US Pharm. 2020;45(6):12.

CDC data have revealed increases in drug-overdose deaths among men, primarily involving synthetic opioids other than methadone. Mortality rates for drug overdose are consistently higher among males. Fentanyl-related deaths have increased significantly, and three times more males than females are dying from synthetic-opioid use.

Rates by Age Group: According to the National Center for Health Statistics’ 2018 report, of every 100,000 males, 29.1 died from drug overdose. The mortality rate was highest (54.3) in men aged 25 to 34 years and decreased with age: 53 in those aged 35 to 44 years, 48.3 in those aged 45 to 54 years, and 36.2 in those aged 55 to 64 years. The rate among men aged 65 to 74 years (11.8) was one-fifth of its peak at ages 25 to 34 years. The mortality rate increased threefold between ages 15 to 24 years and ages 25 to 34 years but declined gradually with age.

Rates by Race and Drug Type: Drug-overdose mortality rates per 100,000 males differed according to race. The rate in non-Hispanic whites was 16.2% higher than that for non-Hispanic blacks (35.8 vs. 30.8). The rates in Hispanic (15.9) and American Indian males (19.7) were three and four times higher, respectively, than that for Asians/Pacific Islanders (5.2). For males of different racial/ethnic backgrounds, opioids (67.9) had the highest mortality rate, followed by synthetic opioids other than methadone (42.2), natural and other semisynthetic opioids (16.7), and methadone (4.4). Overdose mortality rates from these four drugs were highest in non-Hispanic whites (51.3), 25% lower in non-Hispanic blacks (38.1), and 42% lower in American Indians (22.2); Hispanics had the lowest overdose mortality rate (19.6). Men outnumbered women more than twofold (3.4/100,000) in the rate of deaths from overdose of psychostimulants with abuse potential.

Rate Changes From 2017 to 2018: Although the mortality rate in males decreased for prescription opioids and heroin, it increased for synthetic opioids other than methadone.
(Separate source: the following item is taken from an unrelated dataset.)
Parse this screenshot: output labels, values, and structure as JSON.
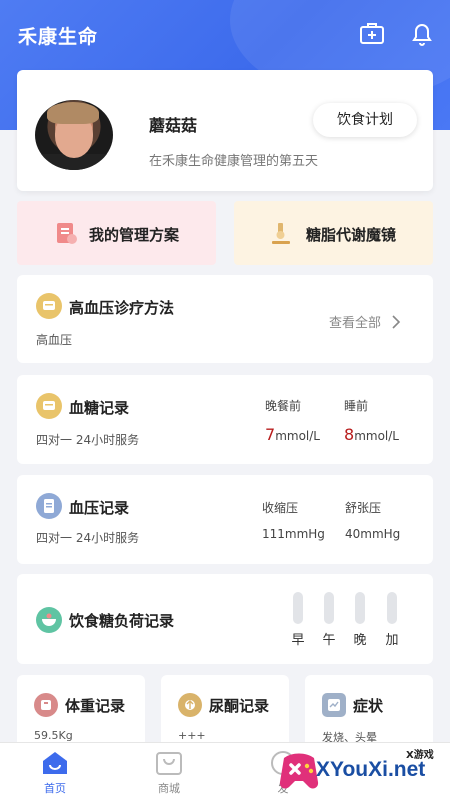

Prescription opioid–involved rates decreased in males by 13.1%; by age group, rates decreased by 25%, 16%, and 10.1%, respectively, for ages 15 to 24 years, 25 to 34 years, and 45 to 64 years. The rate for heroin decreased 2.7% overall; by age group, rates were 21.3% for ages 15 to 24 years, 2.7% for ages 25 to 44 years, and 1.1% for ages 45 to 64 years. However, for synthetic opioids other than methadone, there was an increase from 13/100,000 to 14.2/100,000 males; the increase was 8.1%, 11.4%, and 2.7%, respectively, for ages 15 to 24 years, 25 to 44 years, and 45 to 64 years.